After 18 months in office, the harsh realities of politics and compromise have caught up to President Obama. Hailed as a champion of LGBT rights during the 2008 campaign, LGBT rights advocates now give Obama mixed reviews for his performance to date.In a statement to the Blade, Joe Solmonese, president of the Human Rights Campaign, said "there’s no doubt" that Obama has done more for LGBT people than any other U.S. president in history.
Unfortunately for Solomonese, the "done more for LGBT people than any other U.S. president" bar is so low to the ground that a mobility-impaired ant could get over it without any effort at all. I'm with Richard Socarides: the Obama presidency thus far has "been a disappointing 18 months."
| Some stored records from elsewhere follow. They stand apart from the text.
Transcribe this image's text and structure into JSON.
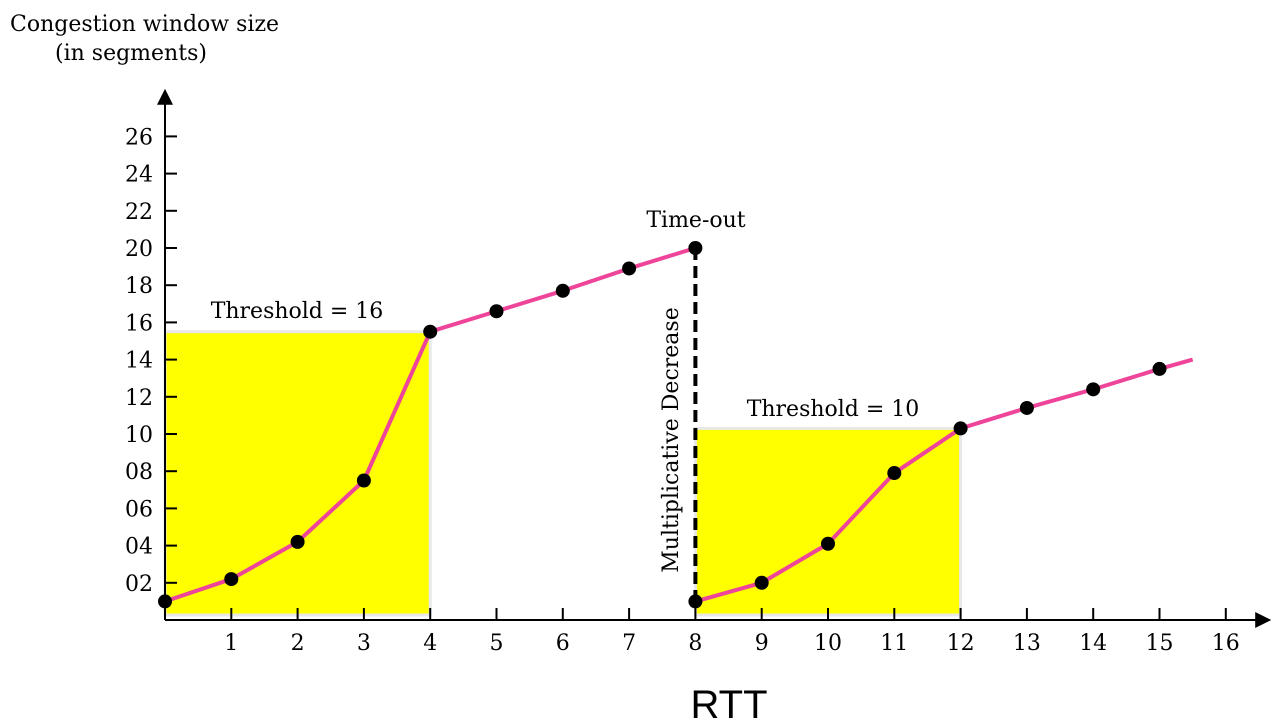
{
  "chart_data": {
    "type": "line",
    "ylabel_line1": "Congestion window size",
    "ylabel_line2": "(in segments)",
    "xlabel": "RTT",
    "x_ticks": [
      "1",
      "2",
      "3",
      "4",
      "5",
      "6",
      "7",
      "8",
      "9",
      "10",
      "11",
      "12",
      "13",
      "14",
      "15",
      "16"
    ],
    "y_ticks": [
      "02",
      "04",
      "06",
      "08",
      "10",
      "12",
      "14",
      "16",
      "18",
      "20",
      "22",
      "24",
      "26"
    ],
    "xlim": [
      0,
      16
    ],
    "ylim": [
      0,
      27
    ],
    "series": [
      {
        "x": [
          0,
          1,
          2,
          3,
          4,
          5,
          6,
          7,
          8
        ],
        "y": [
          1,
          2.2,
          4.2,
          7.5,
          15.5,
          16.6,
          17.7,
          18.9,
          20
        ]
      },
      {
        "x": [
          8,
          9,
          10,
          11,
          12,
          13,
          14,
          15,
          15.5
        ],
        "y": [
          1,
          2,
          4.1,
          7.9,
          10.3,
          11.4,
          12.4,
          13.5,
          14
        ]
      }
    ],
    "markers": [
      {
        "x": 0,
        "y": 1
      },
      {
        "x": 1,
        "y": 2.2
      },
      {
        "x": 2,
        "y": 4.2
      },
      {
        "x": 3,
        "y": 7.5
      },
      {
        "x": 4,
        "y": 15.5
      },
      {
        "x": 5,
        "y": 16.6
      },
      {
        "x": 6,
        "y": 17.7
      },
      {
        "x": 7,
        "y": 18.9
      },
      {
        "x": 8,
        "y": 20
      },
      {
        "x": 8,
        "y": 1
      },
      {
        "x": 9,
        "y": 2
      },
      {
        "x": 10,
        "y": 4.1
      },
      {
        "x": 11,
        "y": 7.9
      },
      {
        "x": 12,
        "y": 10.3
      },
      {
        "x": 13,
        "y": 11.4
      },
      {
        "x": 14,
        "y": 12.4
      },
      {
        "x": 15,
        "y": 13.5
      }
    ],
    "threshold_regions": [
      {
        "label": "Threshold = 16",
        "x0": 0,
        "x1": 4,
        "top": 15.5
      },
      {
        "label": "Threshold = 10",
        "x0": 8,
        "x1": 12,
        "top": 10.3
      }
    ],
    "annotations": {
      "timeout": "Time-out",
      "decrease": "Multiplicative Decrease"
    },
    "colors": {
      "line": "#ee4499",
      "fill": "#ffff00",
      "marker": "#000000",
      "axis": "#000000"
    }
  }
}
On Inauguration Day, this LGBT rights scorecard was posted on the White House web site:
President Obama did sign the Matthew Shepard Bill--but that can hardly be described as an accomplishment, given that he had nothing to do with the bill's passage (and hadn't done much to advance it during his time in the Senate). The bill had been languishing in Congress for more than a decade before it finally made its way to the president's desk. Moreover, while it's certainly nice to know that LGBT people have legal recourse if they are attacked on the basis of their sexual orientation, that still doesn't do much to address the underlying fundamental inequality that makes gay, lesbian, bisexual, and transgendered Americans the second most common target of hate crimes after people of color. It should also be noted that the legal recourse afforded by the legislation is totally dependent on whether the police officers who investigate the crime, and the attorneys who prosecute it, agree that it was a hate crime. Otherwise, we're still SOL.
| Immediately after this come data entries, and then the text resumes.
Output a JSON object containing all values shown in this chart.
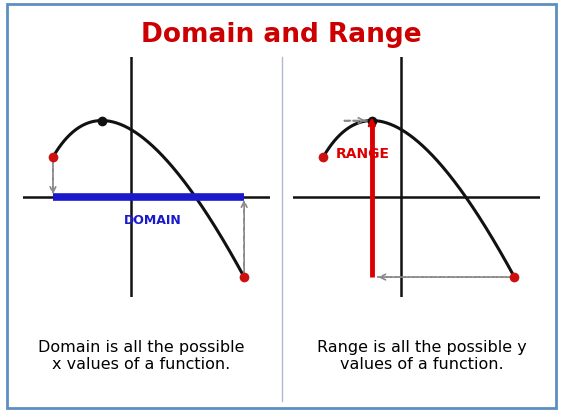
{
  "title": "Domain and Range",
  "title_color": "#cc0000",
  "title_fontsize": 19,
  "bg_color": "#ffffff",
  "panel_bg_color": "#c5d8ea",
  "border_color": "#5a8fc0",
  "left_caption": "Domain is all the possible\nx values of a function.",
  "right_caption": "Range is all the possible y\nvalues of a function.",
  "domain_label": "DOMAIN",
  "range_label": "RANGE",
  "domain_color": "#1a1acc",
  "range_color": "#dd0000",
  "caption_fontsize": 11.5,
  "curve_color": "#111111",
  "dot_color_red": "#cc1111",
  "dot_color_black": "#111111",
  "axis_color": "#111111",
  "dashed_color": "#888888",
  "divider_color": "#b0b8cc"
}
Every other thing on that scorecard remains un-done. Most of them have not even been addressed. (Yes, I know that the House has passed, and the Senate is considering, a crappy compromise bill that the president would like to have us believe constitutes a repeal of "Don't Ask, Don't Tell," but, first, the Congress has not yet passed the bill and the president has threatened to veto it on the grounds that one version contains funding for a controversial fighter engine he does not want to support. Second, even if the bill is passed, the discharges do not stop, and DADT is not repealed, until some future point in time after which the president, the Secretary of Defense, and the chair of the Joint Chiefs of Staff all certify that the required conditions have been met. There is no guarantee that such certifications will ever be forthcoming, and neither is there any requirement in the law that they are made. In other words, this is a "repeal" of DADT only if you also believe that putting out a press release claiming victory equates to an actual victory. I'm not among those who believe that.
My review of the president's first year and a half in office? An unqualified "Poor." And that goes for more than just gay rights.